Winters again tightened his hat. It was no wonder, he thought, that Lost Robert had been in such hurry to depart. Cannon Ball moved on gingerly, his body trembling anew. Winters thought of turning back, for subtle warning crept into his consciousness, but Lost Robert’s campfire and howling Indians had become a barrier against retreat. He pressed on, and Cannon Ball, hours before balky and mean, moved with a steadfastness and obedience not at all characteristic of him in weird surroundings.

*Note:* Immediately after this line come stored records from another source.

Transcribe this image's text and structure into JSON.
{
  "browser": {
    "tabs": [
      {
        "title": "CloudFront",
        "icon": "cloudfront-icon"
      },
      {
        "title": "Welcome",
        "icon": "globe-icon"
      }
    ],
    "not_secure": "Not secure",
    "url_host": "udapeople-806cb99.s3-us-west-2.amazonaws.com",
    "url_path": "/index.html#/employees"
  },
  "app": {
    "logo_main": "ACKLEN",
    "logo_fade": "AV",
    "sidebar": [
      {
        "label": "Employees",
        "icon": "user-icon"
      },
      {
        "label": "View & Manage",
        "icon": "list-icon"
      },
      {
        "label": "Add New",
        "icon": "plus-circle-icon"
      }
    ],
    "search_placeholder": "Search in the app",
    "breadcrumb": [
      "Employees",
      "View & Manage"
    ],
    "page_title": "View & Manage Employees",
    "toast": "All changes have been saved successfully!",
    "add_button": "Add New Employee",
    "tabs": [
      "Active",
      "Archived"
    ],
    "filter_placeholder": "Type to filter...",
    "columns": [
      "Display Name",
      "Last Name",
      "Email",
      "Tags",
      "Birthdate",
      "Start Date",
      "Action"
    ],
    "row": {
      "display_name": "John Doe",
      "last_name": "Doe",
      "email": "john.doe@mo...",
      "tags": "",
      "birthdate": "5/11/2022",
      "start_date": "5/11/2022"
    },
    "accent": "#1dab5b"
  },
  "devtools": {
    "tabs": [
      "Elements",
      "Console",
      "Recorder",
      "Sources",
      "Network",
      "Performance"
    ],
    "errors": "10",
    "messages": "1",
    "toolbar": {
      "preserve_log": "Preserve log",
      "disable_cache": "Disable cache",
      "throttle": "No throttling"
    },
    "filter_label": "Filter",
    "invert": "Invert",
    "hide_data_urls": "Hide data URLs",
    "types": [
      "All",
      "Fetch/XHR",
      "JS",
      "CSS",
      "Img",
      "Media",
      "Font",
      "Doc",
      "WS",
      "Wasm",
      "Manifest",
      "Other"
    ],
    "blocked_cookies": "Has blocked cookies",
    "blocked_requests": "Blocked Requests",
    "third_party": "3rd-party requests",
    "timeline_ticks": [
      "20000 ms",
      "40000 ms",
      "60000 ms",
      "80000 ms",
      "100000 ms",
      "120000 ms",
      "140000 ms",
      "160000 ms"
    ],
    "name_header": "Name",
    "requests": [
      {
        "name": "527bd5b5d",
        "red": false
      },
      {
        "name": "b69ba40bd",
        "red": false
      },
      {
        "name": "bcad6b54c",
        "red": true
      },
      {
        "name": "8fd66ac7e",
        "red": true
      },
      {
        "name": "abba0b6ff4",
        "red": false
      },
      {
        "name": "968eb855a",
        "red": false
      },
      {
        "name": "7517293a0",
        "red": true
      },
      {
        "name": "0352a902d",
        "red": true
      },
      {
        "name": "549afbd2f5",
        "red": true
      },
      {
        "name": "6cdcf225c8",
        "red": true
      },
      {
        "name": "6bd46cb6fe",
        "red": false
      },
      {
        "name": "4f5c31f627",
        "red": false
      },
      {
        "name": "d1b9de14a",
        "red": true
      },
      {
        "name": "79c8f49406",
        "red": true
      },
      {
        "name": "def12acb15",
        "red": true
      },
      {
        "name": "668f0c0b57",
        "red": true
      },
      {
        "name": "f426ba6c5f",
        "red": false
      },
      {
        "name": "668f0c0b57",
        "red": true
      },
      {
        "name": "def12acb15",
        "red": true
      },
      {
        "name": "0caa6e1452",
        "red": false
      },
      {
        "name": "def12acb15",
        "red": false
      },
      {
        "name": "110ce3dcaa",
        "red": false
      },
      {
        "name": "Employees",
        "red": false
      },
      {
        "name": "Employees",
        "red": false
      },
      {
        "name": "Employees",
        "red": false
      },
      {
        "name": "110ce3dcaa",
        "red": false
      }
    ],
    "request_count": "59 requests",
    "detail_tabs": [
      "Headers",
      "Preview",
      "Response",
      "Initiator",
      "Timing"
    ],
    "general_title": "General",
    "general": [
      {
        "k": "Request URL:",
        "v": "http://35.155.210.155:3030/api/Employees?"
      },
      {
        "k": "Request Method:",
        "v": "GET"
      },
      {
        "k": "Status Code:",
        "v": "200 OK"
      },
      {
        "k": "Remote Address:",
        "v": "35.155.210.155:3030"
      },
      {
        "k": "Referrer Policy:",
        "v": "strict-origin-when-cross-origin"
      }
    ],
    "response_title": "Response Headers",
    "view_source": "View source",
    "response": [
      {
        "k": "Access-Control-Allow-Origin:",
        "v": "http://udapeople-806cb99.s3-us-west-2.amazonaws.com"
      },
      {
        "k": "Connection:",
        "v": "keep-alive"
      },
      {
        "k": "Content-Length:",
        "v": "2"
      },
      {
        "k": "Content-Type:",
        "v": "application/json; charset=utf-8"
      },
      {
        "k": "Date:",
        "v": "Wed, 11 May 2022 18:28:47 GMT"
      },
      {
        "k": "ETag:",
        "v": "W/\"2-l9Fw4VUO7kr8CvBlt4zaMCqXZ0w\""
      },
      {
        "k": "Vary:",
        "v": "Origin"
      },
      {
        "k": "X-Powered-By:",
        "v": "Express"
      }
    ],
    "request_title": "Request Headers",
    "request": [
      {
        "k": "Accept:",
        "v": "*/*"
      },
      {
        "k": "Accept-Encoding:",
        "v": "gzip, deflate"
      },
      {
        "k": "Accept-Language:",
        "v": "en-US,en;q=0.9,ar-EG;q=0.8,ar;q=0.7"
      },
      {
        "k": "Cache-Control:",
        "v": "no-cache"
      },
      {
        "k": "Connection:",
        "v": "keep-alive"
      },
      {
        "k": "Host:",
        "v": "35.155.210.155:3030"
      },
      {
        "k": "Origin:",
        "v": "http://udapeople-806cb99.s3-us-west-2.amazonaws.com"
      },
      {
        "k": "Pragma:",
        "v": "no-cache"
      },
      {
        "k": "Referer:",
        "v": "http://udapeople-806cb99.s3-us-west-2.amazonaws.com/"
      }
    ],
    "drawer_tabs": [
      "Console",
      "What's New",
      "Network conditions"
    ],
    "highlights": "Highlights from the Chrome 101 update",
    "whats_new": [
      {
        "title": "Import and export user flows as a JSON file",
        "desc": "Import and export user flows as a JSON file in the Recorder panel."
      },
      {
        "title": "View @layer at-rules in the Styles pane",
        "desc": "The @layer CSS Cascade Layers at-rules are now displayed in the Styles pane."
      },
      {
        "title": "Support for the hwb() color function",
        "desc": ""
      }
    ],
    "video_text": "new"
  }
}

Theirs was a winding trail, hemmed by ponderous cliffs and jagged patterns of sky and stars. Disquietude in Winters’ blood merged into loneliness. Never before had his nocturnal journeyings carried him into such overpowering immensity and solitude. Now that Indians and campfire were far behind, oppressive stillness hovered with a closeness that a man could almost touch.
Out of that stillness came a voice, unfamiliar, startling and clear. “Howdy, there, Winters.” A man came riding toward him from a dark cove. “If you don’t mind, Winters, we shall ride together.”
Cannon Ball had quivered and slowed to a walk. Winters’ hand did not snap to his sixgun, for there’d been such disarming friendliness in that unexpected voice that he felt no alarm, but only an enlivened dread.
“Howdy, stranger,” he said in a voice that sounded unlike his own.
“No stranger, Winters. I’m quite an old stick in these parts. You ought to know Colyer Gunstock. Collie Gunstock, to my close friends.”
A man of excellent proportio
ns, superbly mounted, drew alongside Cannon Ball.
“Gunstock?” said Winters, darkly puzzled.
“Of course,” said his companion. “I’m quite a legend in your country. Colyer Gunstock, English hunter. Any man who chased buffalo on your Western plains could tell you much about me.”
Winters made a quarter-turn in his saddle. “Colyer Gunstock? No, no. You can’t be Gunstock; he was tramped to rags long since by stampeding buffalo.”
Gunstock nodded. “In a manner of speaking, yes. But we shall not haggle over technicalities. You’ve chosen an excellent time to be passing this way, Winters. This is carnival night.”
“Carnival night?”
“That’s what I said.”
* * * *
Winters knew about carnivals. He’d seen them when he was a button on Trinity River, down in Texas. Tents, shows, monkeys, rope-walkers, gyp-joints, lemonade, fancy clothes, freaks, monstrosities. But a carnival here?
Not in these desolate mountains!
Another thing puzzled Winters. Lost Robert and Collie Gunstock had called him by name, though he’d never before seen either of them. He sleeved his face. He pinched himself to make certain his body still reacted as live, human flesh.
Gunstock was a talkative fellow. He entertained Winters with accounts of buffalo hunts in Dakota and Kansas, riding to hounds in England, lion-shooting in Africa, skirmishes with savages in various jungles.
They came to a fork in their trail, one that led north, one west. Winters held back, hoping Gunstock would make a choice and ride on. But Gunstock held back, too. He waited for Winters to choose, and when Winters, frustrated and sweaty, headed west, Gunstock drifted easily along at his side.
Almost immediately a voice rang clear from atop a great cliff and clanged away into infinity.
“Tallyho-o!” Echoes or answering voices carried on so distantly that stars themselves seemed to be crying “tallyho-o”.